Have you ever wondered why God turned from Jesus on the cross??? Why did Jesus hang there and cry out to heaven, “My God, my God, WHY HAVE YOU FORSAKEN ME?”
I’ve listened to the high and lofty sermons, “It was because God had to turn his back on SIN”, and how it was at that moment the “sins of the world was placed on Jesus” Recently in service during the praise and worship I received a revelation from God, I believe. Jesus, the son of man, was God in the flesh sent to remove the SINS of the world. In order to be a man He had to be able to identify with every man, every woman in all situations and in all conditions. How could we feel the complete love of Christ if He could not identify with us in EVERY situation? If Jesus had never experienced the desperate “aloneness” of feeling that God had left Him how could He know the desperate feeling in someone’s heart of one that feels abandoned? Our relationship with God, in a large part, is shaped by our relationship with our earthly father.

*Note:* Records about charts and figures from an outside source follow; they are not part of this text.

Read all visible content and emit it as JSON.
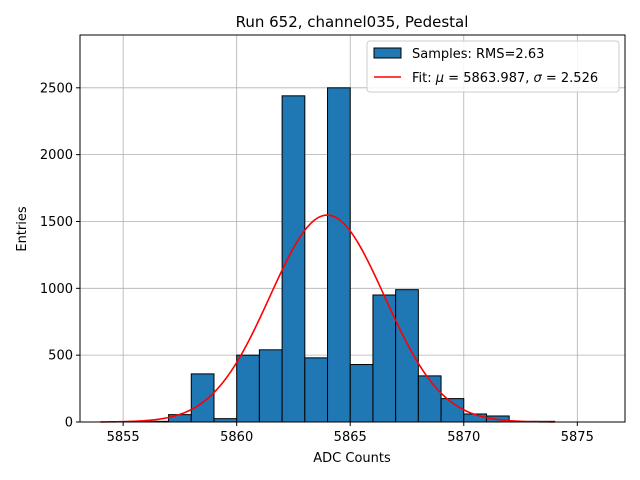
{
  "chart_data": {
    "type": "bar",
    "title": "Run 652, channel035, Pedestal",
    "xlabel": "ADC Counts",
    "ylabel": "Entries",
    "xlim": [
      5853.1,
      5877.1
    ],
    "ylim": [
      0,
      2895
    ],
    "xticks": [
      5855,
      5860,
      5865,
      5870,
      5875
    ],
    "yticks": [
      0,
      500,
      1000,
      1500,
      2000,
      2500
    ],
    "grid": true,
    "legend_position": "top-right",
    "colors": {
      "bar_fill": "#1f77b4",
      "bar_edge": "#000000",
      "fit_line": "#ff0000",
      "grid": "#b0b0b0"
    },
    "series": [
      {
        "name": "Samples: RMS=2.63",
        "kind": "histogram",
        "bin_width": 1,
        "bin_edges_start": [
          5854,
          5855,
          5856,
          5857,
          5858,
          5859,
          5860,
          5861,
          5862,
          5863,
          5864,
          5865,
          5866,
          5867,
          5868,
          5869,
          5870,
          5871,
          5872,
          5873
        ],
        "values": [
          0,
          0,
          5,
          55,
          360,
          25,
          500,
          540,
          2440,
          480,
          2500,
          430,
          950,
          990,
          345,
          175,
          60,
          45,
          0,
          5
        ]
      },
      {
        "name": "Fit: μ = 5863.987, σ = 2.526",
        "kind": "gaussian",
        "mu": 5863.987,
        "sigma": 2.526,
        "amplitude": 1548,
        "x_range": [
          5854,
          5874
        ]
      }
    ],
    "legend": {
      "samples_label": "Samples: RMS=2.63",
      "fit_label_prefix": "Fit: ",
      "fit_label_mu": "μ",
      "fit_label_mu_value": " = 5863.987, ",
      "fit_label_sigma": "σ",
      "fit_label_sigma_value": " = 2.526"
    }
  }
}
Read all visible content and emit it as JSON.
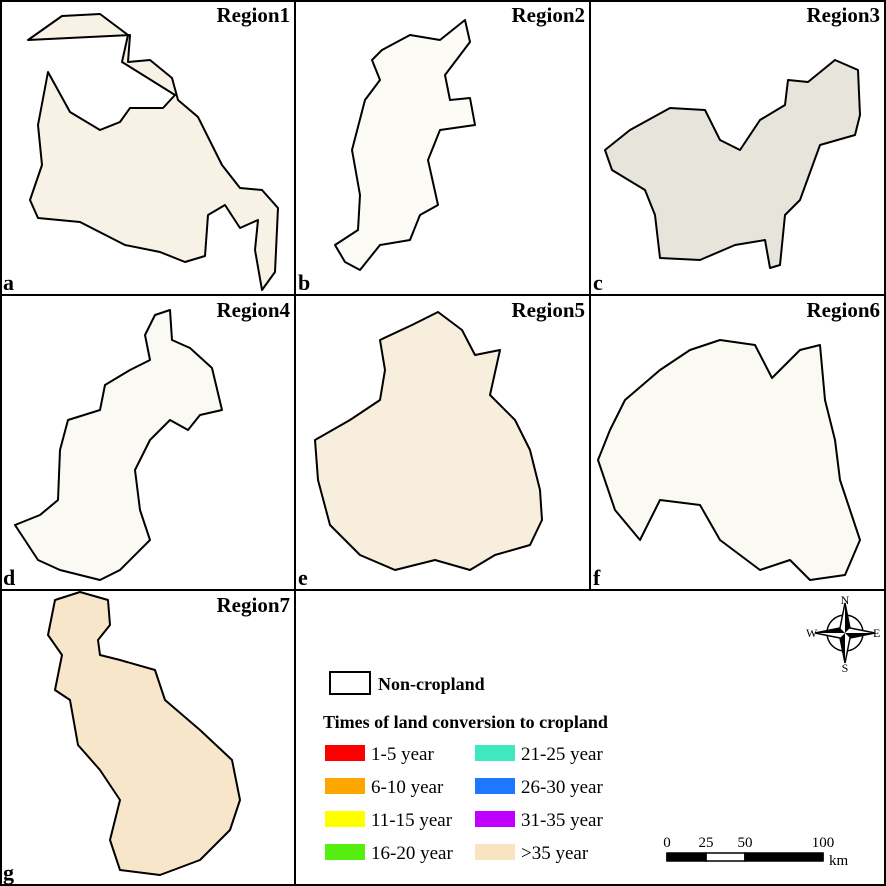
{
  "panels": [
    {
      "letter": "a",
      "title": "Region1"
    },
    {
      "letter": "b",
      "title": "Region2"
    },
    {
      "letter": "c",
      "title": "Region3"
    },
    {
      "letter": "d",
      "title": "Region4"
    },
    {
      "letter": "e",
      "title": "Region5"
    },
    {
      "letter": "f",
      "title": "Region6"
    },
    {
      "letter": "g",
      "title": "Region7"
    }
  ],
  "legend": {
    "noncropland": "Non-cropland",
    "title": "Times of land conversion to cropland",
    "items": [
      {
        "label": "1-5 year",
        "color": "#ff0000"
      },
      {
        "label": "6-10 year",
        "color": "#ffa500"
      },
      {
        "label": "11-15 year",
        "color": "#ffff00"
      },
      {
        "label": "16-20 year",
        "color": "#55ee11"
      },
      {
        "label": "21-25 year",
        "color": "#3ee8c0"
      },
      {
        "label": "26-30 year",
        "color": "#1e78ff"
      },
      {
        "label": "31-35 year",
        "color": "#c000ff"
      },
      {
        "label": ">35 year",
        "color": "#fae3c0"
      }
    ]
  },
  "compass": {
    "n": "N",
    "s": "S",
    "e": "E",
    "w": "W"
  },
  "scalebar": {
    "ticks": [
      0,
      25,
      50,
      100
    ],
    "unit": "km"
  }
}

Children with no father around, or an abusive father feel alone and seperated from their father’s love. Then with that shaping a person’s relationship with their heavenly Father in the middle of hard and hateful situations they EXPECT the Father to turn away and this person does as they have always done trying to work out their own solutions. Does God say NO sometimes? You bet because that is what is best for us. You don’t believe that? Ask Jesus in the garden when He BEGGED Father God to allow the “cup to pass from Him.” God knew what Jesus the lamb of God would have to endure in order to redeem all of mankind and through love God said, “No.”
People in the most horrendous situations feel abandoned by everyone, God included, and the crushing aloneness, desperation, suicidal feelings, and complete dispair is something Jesus had to be able to identify with. It is at that point a person will either turn to God, or turn from God. It is then that our faith in God must be the strongest. I have had many challenges and losses in my life. The challenges before my salvation had me by the throat and feeling everyone and everything was against me. Everything bad that was what “God did to me”, and good that happened was a good stroke of luck. I always thought that I was a good person and I had a good heart. The things I thought I wanted wasn’t what I needed so God said no. Each step, circumstance, and revelation lead me to the day of my redemption.
After my salvation I have been learning, slowly, how God is shaping me. Like the water shapes the rock it is slow but steady. It is my desire to seek the face of God and move my heart to His. Jesus sacrifice at the cross has taught me to ask my desires of God, through prayer, and finish with not my will but Your will, Lord because You see what is needful.